The project also addressed ancillary challenges such as electromagnetic interference (EMI) filtering and demodulation. Dedicated simulation and design work produced efficient EMI filter modules that meet stringent regulatory requirements. Passive switching load components, including a galvanically isolated active snubber transformer, were simulated, designed, and dimensioned to improve voltage handling and reduce losses. Thermal management was tackled through the investigation of heat‑pipe and active cooling concepts, ensuring reliable operation at high switching frequencies. A calorimeter, upgraded with a dedicated drive unit, was developed to accurately measure loss power in the new magnetic elements, enabling precise model building and validation.

Iterative prototyping formed a core part of the effort.
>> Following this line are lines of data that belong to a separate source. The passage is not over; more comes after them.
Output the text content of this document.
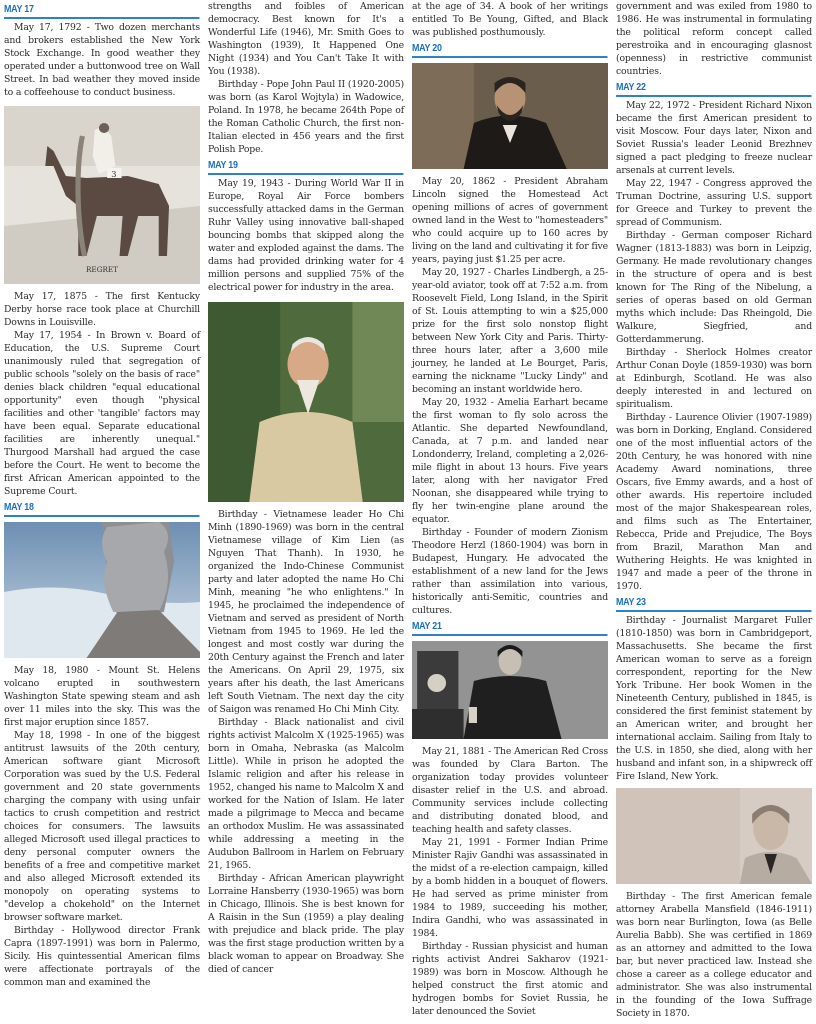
MAY 17

May 17, 1792 - Two dozen merchants and brokers established the New York Stock Exchange. In good weather they operated under a buttonwood tree on Wall Street. In bad weather they moved inside to a coffeehouse to conduct business.

3
REGRET

May 17, 1875 - The first Kentucky Derby horse race took place at Churchill Downs in Louisville.

May 17, 1954 - In Brown v. Board of Education, the U.S. Supreme Court unanimously ruled that segregation of public schools "solely on the basis of race" denies black children "equal educational opportunity" even though "physical facilities and other 'tangible' factors may have been equal. Separate educational facilities are inherently unequal." Thurgood Marshall had argued the case before the Court. He went to become the first African American appointed to the Supreme Court.

MAY 18

May 18, 1980 - Mount St. Helens volcano erupted in southwestern Washington State spewing steam and ash over 11 miles into the sky. This was the first major eruption since 1857.

May 18, 1998 - In one of the biggest antitrust lawsuits of the 20th century, American software giant Microsoft Corporation was sued by the U.S. Federal government and 20 state governments charging the company with using unfair tactics to crush competition and restrict choices for consumers. The lawsuits alleged Microsoft used illegal practices to deny personal computer owners the benefits of a free and competitive market and also alleged Microsoft extended its monopoly on operating systems to "develop a chokehold" on the Internet browser software market.

Birthday - Hollywood director Frank Capra (1897-1991) was born in Palermo, Sicily. His quintessential American films were affectionate portrayals of the common man and examined the

strengths and foibles of American democracy. Best known for It's a Wonderful Life (1946), Mr. Smith Goes to Washington (1939), It Happened One Night (1934) and You Can't Take It with You (1938).

Birthday - Pope John Paul II (1920-2005) was born (as Karol Wojtyla) in Wadowice, Poland. In 1978, he became 264th Pope of the Roman Catholic Church, the first non-Italian elected in 456 years and the first Polish Pope.

MAY 19

May 19, 1943 - During World War II in Europe, Royal Air Force bombers successfully attacked dams in the German Ruhr Valley using innovative ball-shaped bouncing bombs that skipped along the water and exploded against the dams. The dams had provided drinking water for 4 million persons and supplied 75% of the electrical power for industry in the area.

Birthday - Vietnamese leader Ho Chi Minh (1890-1969) was born in the central Vietnamese village of Kim Lien (as Nguyen That Thanh). In 1930, he organized the Indo-Chinese Communist party and later adopted the name Ho Chi Minh, meaning "he who enlightens." In 1945, he proclaimed the independence of Vietnam and served as president of North Vietnam from 1945 to 1969. He led the longest and most costly war during the 20th Century against the French and later the Americans. On April 29, 1975, six years after his death, the last Americans left South Vietnam. The next day the city of Saigon was renamed Ho Chi Minh City.

Birthday - Black nationalist and civil rights activist Malcolm X (1925-1965) was born in Omaha, Nebraska (as Malcolm Little). While in prison he adopted the Islamic religion and after his release in 1952, changed his name to Malcolm X and worked for the Nation of Islam. He later made a pilgrimage to Mecca and became an orthodox Muslim. He was assassinated while addressing a meeting in the Audubon Ballroom in Harlem on February 21, 1965.

Birthday - African American playwright Lorraine Hansberry (1930-1965) was born in Chicago, Illinois. She is best known for A Raisin in the Sun (1959) a play dealing with prejudice and black pride. The play was the first stage production written by a black woman to appear on Broadway. She died of cancer

at the age of 34. A book of her writings entitled To Be Young, Gifted, and Black was published posthumously.

MAY 20

May 20, 1862 - President Abraham Lincoln signed the Homestead Act opening millions of acres of government owned land in the West to "homesteaders" who could acquire up to 160 acres by living on the land and cultivating it for five years, paying just $1.25 per acre.

May 20, 1927 - Charles Lindbergh, a 25-year-old aviator, took off at 7:52 a.m. from Roosevelt Field, Long Island, in the Spirit of St. Louis attempting to win a $25,000 prize for the first solo nonstop flight between New York City and Paris. Thirty-three hours later, after a 3,600 mile journey, he landed at Le Bourget, Paris, earning the nickname "Lucky Lindy" and becoming an instant worldwide hero.

May 20, 1932 - Amelia Earhart became the first woman to fly solo across the Atlantic. She departed Newfoundland, Canada, at 7 p.m. and landed near Londonderry, Ireland, completing a 2,026-mile flight in about 13 hours. Five years later, along with her navigator Fred Noonan, she disappeared while trying to fly her twin-engine plane around the equator.

Birthday - Founder of modern Zionism Theodore Herzl (1860-1904) was born in Budapest, Hungary. He advocated the establishment of a new land for the Jews rather than assimilation into various, historically anti-Semitic, countries and cultures.

MAY 21

May 21, 1881 - The American Red Cross was founded by Clara Barton. The organization today provides volunteer disaster relief in the U.S. and abroad. Community services include collecting and distributing donated blood, and teaching health and safety classes.

May 21, 1991 - Former Indian Prime Minister Rajiv Gandhi was assassinated in the midst of a re-election campaign, killed by a bomb hidden in a bouquet of flowers. He had served as prime minister from 1984 to 1989, succeeding his mother, Indira Gandhi, who was assassinated in 1984.

Birthday - Russian physicist and human rights activist Andrei Sakharov (1921-1989) was born in Moscow. Although he helped construct the first atomic and hydrogen bombs for Soviet Russia, he later denounced the Soviet

government and was exiled from 1980 to 1986. He was instrumental in formulating the political reform concept called perestroika and in encouraging glasnost (openness) in restrictive communist countries.

MAY 22

May 22, 1972 - President Richard Nixon became the first American president to visit Moscow. Four days later, Nixon and Soviet Russia's leader Leonid Brezhnev signed a pact pledging to freeze nuclear arsenals at current levels.

May 22, 1947 - Congress approved the Truman Doctrine, assuring U.S. support for Greece and Turkey to prevent the spread of Communism.

Birthday - German composer Richard Wagner (1813-1883) was born in Leipzig, Germany. He made revolutionary changes in the structure of opera and is best known for The Ring of the Nibelung, a series of operas based on old German myths which include: Das Rheingold, Die Walkure, Siegfried, and Gotterdammerung.

Birthday - Sherlock Holmes creator Arthur Conan Doyle (1859-1930) was born at Edinburgh, Scotland. He was also deeply interested in and lectured on spiritualism.

Birthday - Laurence Olivier (1907-1989) was born in Dorking, England. Considered one of the most influential actors of the 20th Century, he was honored with nine Academy Award nominations, three Oscars, five Emmy awards, and a host of other awards. His repertoire included most of the major Shakespearean roles, and films such as The Entertainer, Rebecca, Pride and Prejudice, The Boys from Brazil, Marathon Man and Wuthering Heights. He was knighted in 1947 and made a peer of the throne in 1970.

MAY 23

Birthday - Journalist Margaret Fuller (1810-1850) was born in Cambridgeport, Massachusetts. She became the first American woman to serve as a foreign correspondent, reporting for the New York Tribune. Her book Women in the Nineteenth Century, published in 1845, is considered the first feminist statement by an American writer, and brought her international acclaim. Sailing from Italy to the U.S. in 1850, she died, along with her husband and infant son, in a shipwreck off Fire Island, New York.

Birthday - The first American female attorney Arabella Mansfield (1846-1911) was born near Burlington, Iowa (as Belle Aurelia Babb). She was certified in 1869 as an attorney and admitted to the Iowa bar, but never practiced law. Instead she chose a career as a college educator and administrator. She was also instrumental in the founding of the Iowa Suffrage Society in 1870.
Two successive iterations of the inductive elements were fabricated and tested, with each cycle refining the low‑inductance assembly and interconnection techniques. Loss determination and model building were performed for each iteration, feeding back into the design cycle and ensuring convergence toward the target specifications. The project also produced a cooling concept tailored to the originally planned application, further enhancing the reliability of the high‑frequency inverter modules.

From a collaboration perspective, the project involved close coordination between SUMIDA and external research institutions, with joint work packages covering simulation, design, prototyping, and testing. The project’s outcomes are intended to be transferred into mid‑ to long‑term product and system solutions by SUMIDA, with production planned in Germany and worldwide distribution. The exploitation plan outlines economic and scientific benefits, including the integration of the new knowledge into future passive component development for other power classes, potential applications in electric mobility, uninterruptible power supplies, and battery storage systems, and the creation of new jobs through serial production.

In summary, the PV‑MoVe project delivered a suite of high‑performance inductive components that enable PV inverters to operate at 100 kHz with significant weight savings, while also advancing thermal management, EMI filtering, and loss measurement techniques. The collaboration between SUMIDA, PTJ, and other partners under BMWK funding has positioned the company to commercialize these innovations and expand its competitive edge in the power electronics market.